AUDIÊNCIA MARCADA
Silval e empresários serão julgados por esquema de R$ 161 milhões no transporte de MT
Nickolly Vilela
O juiz da 7ª Vara Criminal de Cuiabá, Jean Garcia de Freitas Bezerra, marcou para 15 de fevereiro de 2027 a audiência de instrução e julgamento da ação penal que apura um suposto esquema de corrupção envolvendo empresários e agentes públicos na licitação do transporte intermunicipal de Mato Grosso.
Entre os denunciados no processo original está o ex-governador Silval Barbosa. A investigação, conhecida como Operação Rota Final, aponta prejuízo de aproximadamente R$ 161 milhões aos cofres públicos e pagamento de propina para atrasar o processo licitatório.
A decisão foi assinada na quarta-feira (19). No despacho, o magistrado rejeitou pedidos apresentados pelas defesas para impedir o prosseguimento da ação e determinou o avanço do processo para a fase de produção de provas. A audiência será realizada de forma virtual.
Entre os acusados estão os empresários Éder Augusto Pinheiro, dono da Verde Transportes, Max Willian de Barros Lima e Júlio César Sales de Lima. Eles respondem, conforme a participação atribuída a cada um, por crimes como organização criminosa, corrupção, lavagem de dinheiro e irregularidades em licitações.
Também foram denunciados o ex-procurador do Estado Francisco Gomes de Andrade Lima Filho, conhecido como Chico Lima, a esposa dele, Carla Maria Vieira de Andrade Lima, e o filho do casal, Francisco Gomes de Andrade Lima Neto.
A lista de acusados inclui ainda Wagner Ávila do Nascimento, José Eduardo Pena, Adriano Medeiros Barbosa, Idmar Favaretto, Marcos Antônio Pereira, Alessandra Paiva Pinheiro, também identificada como Alessandra Macedo Paiva, e Cristiane Cordeiro Leite Geraldino.
Silval Barbosa foi denunciado por corrupção passiva.
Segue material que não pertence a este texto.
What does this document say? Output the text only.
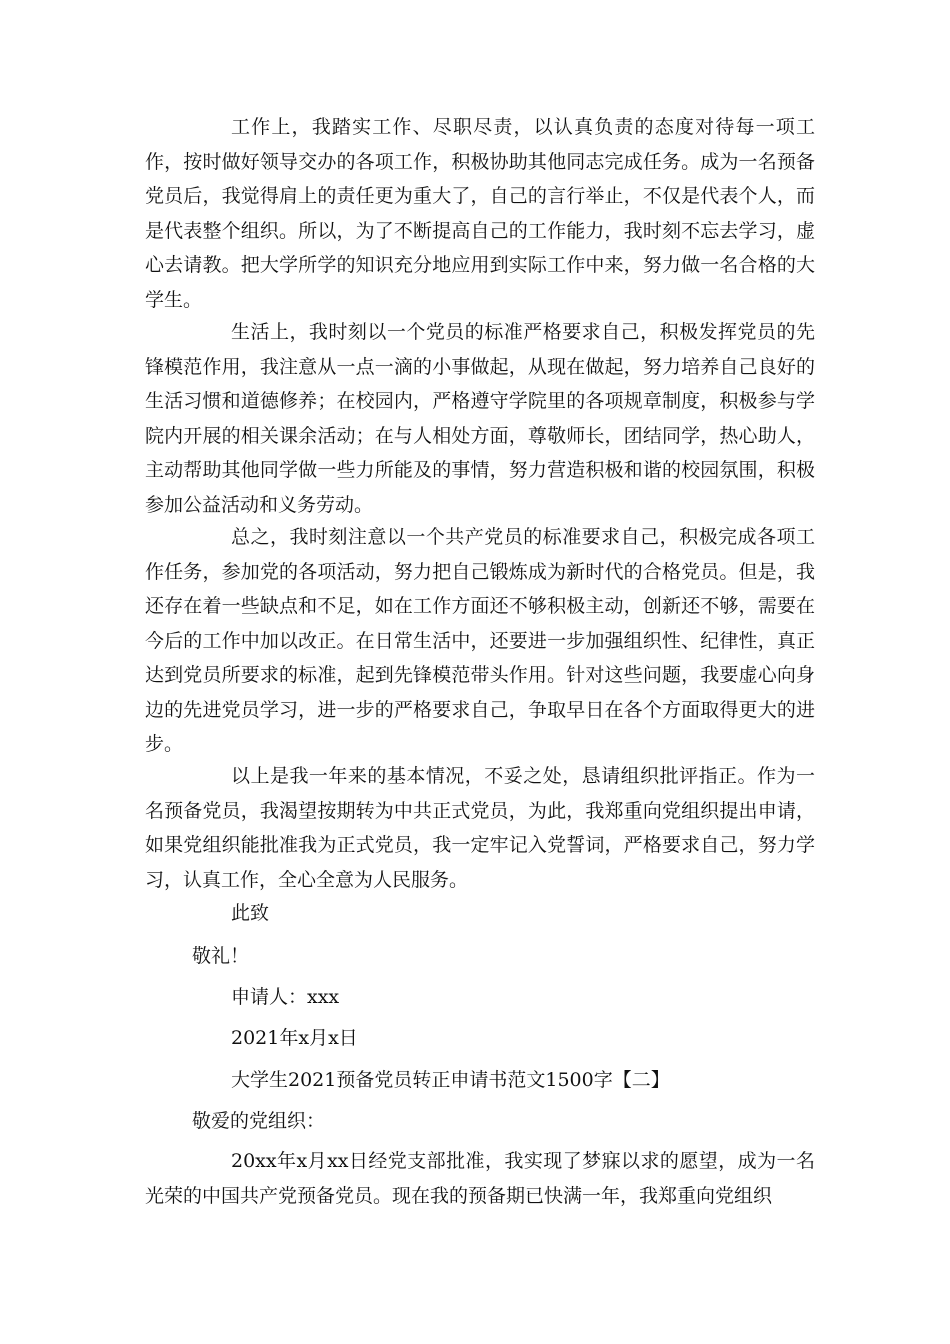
工作上，我踏实工作、尽职尽责，以认真负责的态度对待每一项工作，按时做好领导交办的各项工作，积极协助其他同志完成任务。成为一名预备党员后，我觉得肩上的责任更为重大了，自己的言行举止，不仅是代表个人，而是代表整个组织。所以，为了不断提高自己的工作能力，我时刻不忘去学习，虚心去请教。把大学所学的知识充分地应用到实际工作中来，努力做一名合格的大学生。

生活上，我时刻以一个党员的标准严格要求自己，积极发挥党员的先锋模范作用，我注意从一点一滴的小事做起，从现在做起，努力培养自己良好的生活习惯和道德修养；在校园内，严格遵守学院里的各项规章制度，积极参与学院内开展的相关课余活动；在与人相处方面，尊敬师长，团结同学，热心助人，主动帮助其他同学做一些力所能及的事情，努力营造积极和谐的校园氛围，积极参加公益活动和义务劳动。

总之，我时刻注意以一个共产党员的标准要求自己，积极完成各项工作任务，参加党的各项活动，努力把自己锻炼成为新时代的合格党员。但是，我还存在着一些缺点和不足，如在工作方面还不够积极主动，创新还不够，需要在今后的工作中加以改正。在日常生活中，还要进一步加强组织性、纪律性，真正达到党员所要求的标准，起到先锋模范带头作用。针对这些问题，我要虚心向身边的先进党员学习，进一步的严格要求自己，争取早日在各个方面取得更大的进步。

以上是我一年来的基本情况，不妥之处，恳请组织批评指正。作为一名预备党员，我渴望按期转为中共正式党员，为此，我郑重向党组织提出申请，如果党组织能批准我为正式党员，我一定牢记入党誓词，严格要求自己，努力学习，认真工作，全心全意为人民服务。

此致

敬礼！

申请人：xxx

2021年x月x日

大学生2021预备党员转正申请书范文1500字【二】

敬爱的党组织：

20xx年x月xx日经党支部批准，我实现了梦寐以求的愿望，成为一名光荣的中国共产党预备党员。现在我的预备期已快满一年，我郑重向党组织
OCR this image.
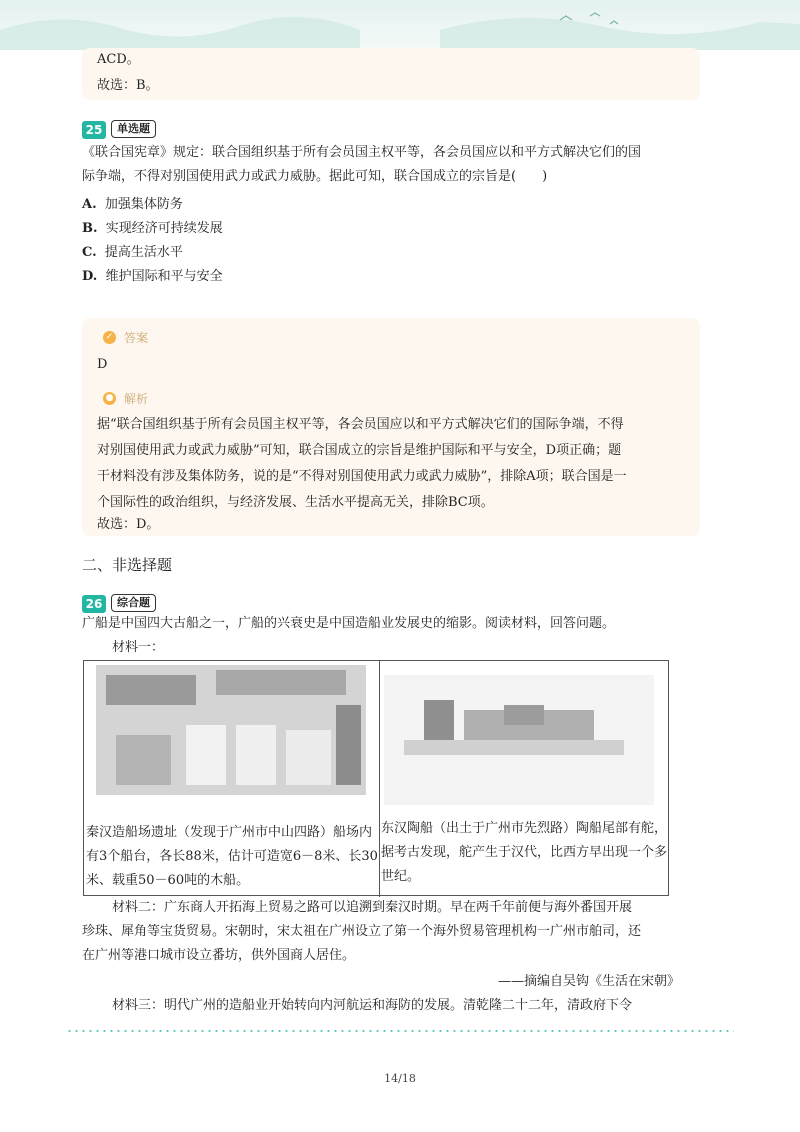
ACD。
故选：B。
25	单选题
《联合国宪章》规定：联合国组织基于所有会员国主权平等，各会员国应以和平方式解决它们的国
际争端，不得对别国使用武力或武力威胁。据此可知，联合国成立的宗旨是(　　)
A. 加强集体防务
B. 实现经济可持续发展
C. 提高生活水平
D. 维护国际和平与安全
✓ 答案
D
● 解析
据“联合国组织基于所有会员国主权平等，各会员国应以和平方式解决它们的国际争端，不得
对别国使用武力或武力威胁”可知，联合国成立的宗旨是维护国际和平与安全，D项正确；题
干材料没有涉及集体防务，说的是“不得对别国使用武力或武力威胁”，排除A项；联合国是一
个国际性的政治组织，与经济发展、生活水平提高无关，排除BC项。
故选：D。
二、非选择题
26	综合题
广船是中国四大古船之一，广船的兴衰史是中国造船业发展史的缩影。阅读材料，回答问题。
材料一：
秦汉造船场遗址（发现于广州市中山四路）船场内有3个船台，各长88米，估计可造宽6－8米、长30米、载重50－60吨的木船。
东汉陶船（出土于广州市先烈路）陶船尾部有舵，据考古发现，舵产生于汉代，比西方早出现一个多世纪。
材料二：广东商人开拓海上贸易之路可以追溯到秦汉时期。早在两千年前便与海外番国开展
珍珠、犀角等宝货贸易。宋朝时，宋太祖在广州设立了第一个海外贸易管理机构一广州市舶司，还
在广州等港口城市设立番坊，供外国商人居住。
——摘编自吴钩《生活在宋朝》
材料三：明代广州的造船业开始转向内河航运和海防的发展。清乾隆二十二年，清政府下令
14/18
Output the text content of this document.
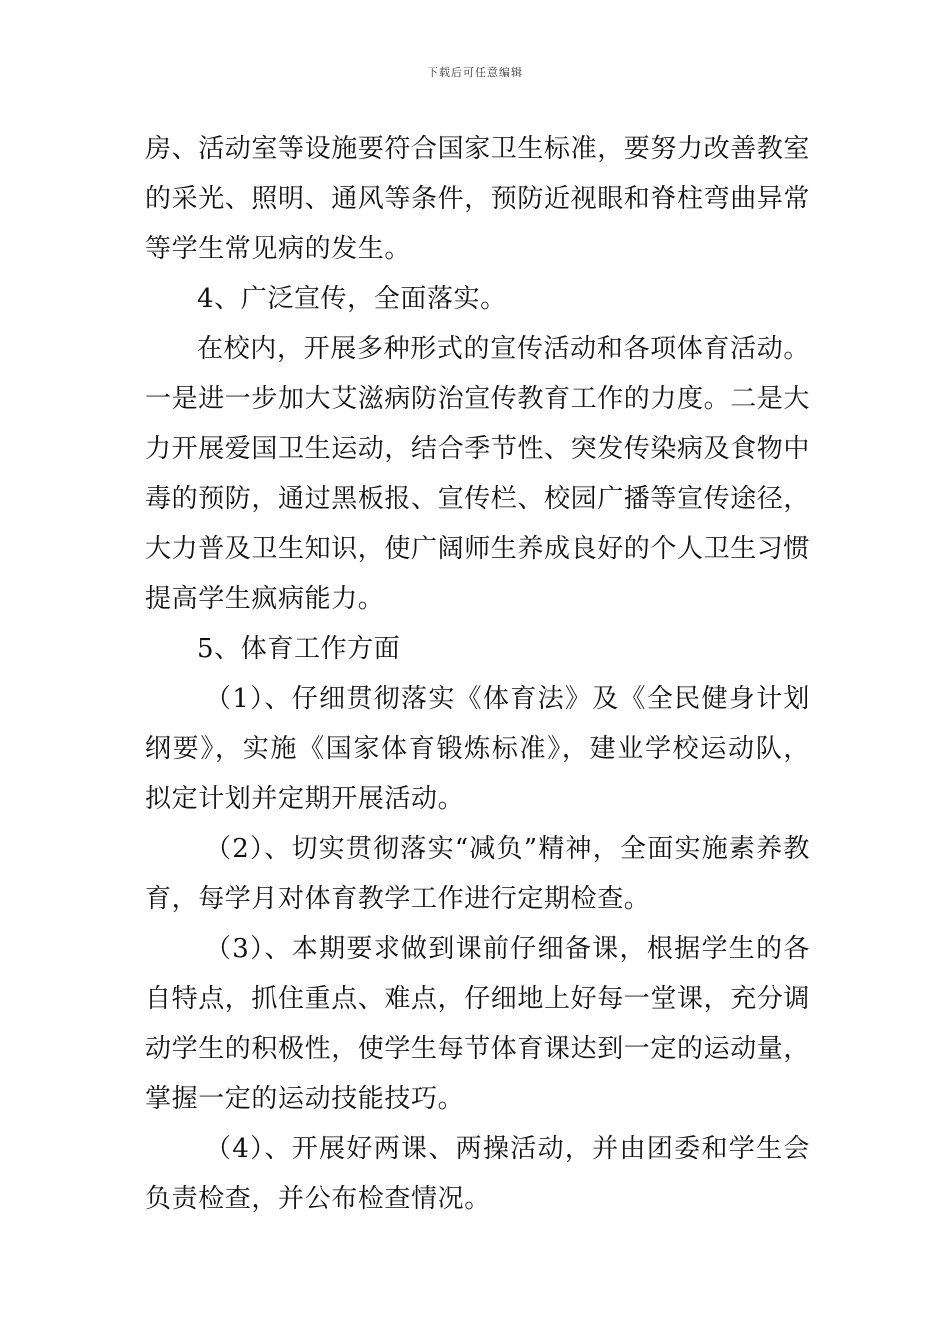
下载后可任意编辑

房、活动室等设施要符合国家卫生标准，要努力改善教室的采光、照明、通风等条件，预防近视眼和脊柱弯曲异常等学生常见病的发生。

4、广泛宣传，全面落实。

在校内，开展多种形式的宣传活动和各项体育活动。一是进一步加大艾滋病防治宣传教育工作的力度。二是大力开展爱国卫生运动，结合季节性、突发传染病及食物中毒的预防，通过黑板报、宣传栏、校园广播等宣传途径，大力普及卫生知识，使广阔师生养成良好的个人卫生习惯提高学生疯病能力。

5、体育工作方面

（1）、仔细贯彻落实《体育法》及《全民健身计划纲要》，实施《国家体育锻炼标准》，建业学校运动队，拟定计划并定期开展活动。

（2）、切实贯彻落实“减负”精神，全面实施素养教育，每学月对体育教学工作进行定期检查。

（3）、本期要求做到课前仔细备课，根据学生的各自特点，抓住重点、难点，仔细地上好每一堂课，充分调动学生的积极性，使学生每节体育课达到一定的运动量，掌握一定的运动技能技巧。

（4）、开展好两课、两操活动，并由团委和学生会负责检查，并公布检查情况。
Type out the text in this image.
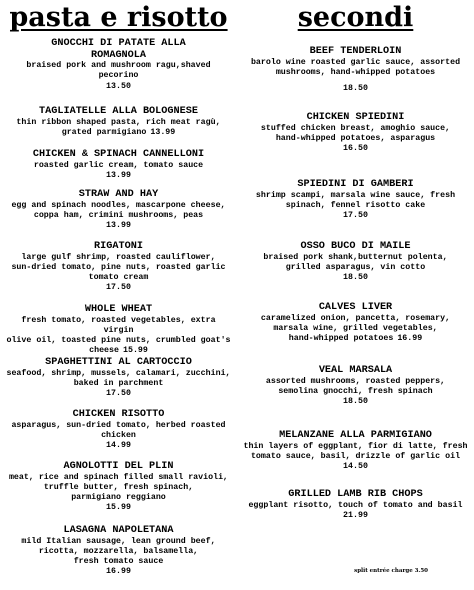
pasta e risotto
GNOCCHI DI PATATE ALLA
ROMAGNOLA
braised pork and mushroom ragu,shaved
pecorino
13.50
TAGLIATELLE ALLA BOLOGNESE
thin ribbon shaped pasta, rich meat ragù,
grated parmigiano 13.99
CHICKEN & SPINACH CANNELLONI
roasted garlic cream, tomato sauce
13.99
STRAW AND HAY
egg and spinach noodles, mascarpone cheese,
coppa ham, crimini mushrooms, peas
13.99
RIGATONI
large gulf shrimp, roasted cauliflower,
sun-dried tomato, pine nuts, roasted garlic
tomato cream
17.50
WHOLE WHEAT
fresh tomato, roasted vegetables, extra virgin
olive oil, toasted pine nuts, crumbled goat's
cheese 15.99
SPAGHETTINI AL CARTOCCIO
seafood, shrimp, mussels, calamari, zucchini,
baked in parchment
17.50
CHICKEN RISOTTO
asparagus, sun-dried tomato, herbed roasted
chicken
14.99
AGNOLOTTI DEL PLIN
meat, rice and spinach filled small ravioli,
truffle butter, fresh spinach,
parmigiano reggiano
15.99
LASAGNA NAPOLETANA
mild Italian sausage, lean ground beef,
ricotta, mozzarella, balsamella,
fresh tomato sauce
16.99
secondi
BEEF TENDERLOIN
barolo wine roasted garlic sauce, assorted
mushrooms, hand-whipped potatoes
18.50
CHICKEN SPIEDINI
stuffed chicken breast, amoghio sauce,
hand-whipped potatoes, asparagus
16.50
SPIEDINI DI GAMBERI
shrimp scampi, marsala wine sauce, fresh
spinach, fennel risotto cake
17.50
OSSO BUCO DI MAILE
braised pork shank,butternut polenta,
grilled asparagus, vin cotto
18.50
CALVES LIVER
caramelized onion, pancetta, rosemary,
marsala wine, grilled vegetables,
hand-whipped potatoes 16.99
VEAL MARSALA
assorted mushrooms, roasted peppers,
semolina gnocchi, fresh spinach
18.50
MELANZANE ALLA PARMIGIANO
thin layers of eggplant, fior di latte, fresh
tomato sauce, basil, drizzle of garlic oil
14.50
GRILLED LAMB RIB CHOPS
eggplant risotto, touch of tomato and basil
21.99
split entrée charge 3.50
A parte do processo referente ao ex-governador, porém, foi desmembrada e remetida ao Superior Tribunal de Justiça (STJ).
A mesma situação ocorreu com o deputado estadual Dilmar Dal Bosco e Pedro Inácio Wiegert. Ao analisar as manifestações das defesas, o juiz rejeitou alegações de inépcia da denúncia e ausência de justa causa. Segundo o magistrado, a acusação descreveu os fatos, as circunstâncias dos crimes e a participação atribuída aos denunciados, havendo elementos suficientes para que o processo prossiga.
O magistrado também afastou alegações de cerceamento de defesa e nulidade do recebimento da denúncia. Para o juiz, as defesas tiveram acesso aos autos e aos elementos utilizados na acusação, enquanto questões sobre autoria e responsabilidade deverão ser analisadas após a produção das provas.
A decisão, no entanto, reconheceu a prescrição de uma das acusações contra Éder Augusto Pinheiro, Max Willian de Barros Lima, Júlio César Sales de Lima e José Eduardo Pena. A extinção da punibilidade vale exclusivamente para um crime previsto na antiga Lei de Licitações. As demais acusações contra os quatro continuam em andamento.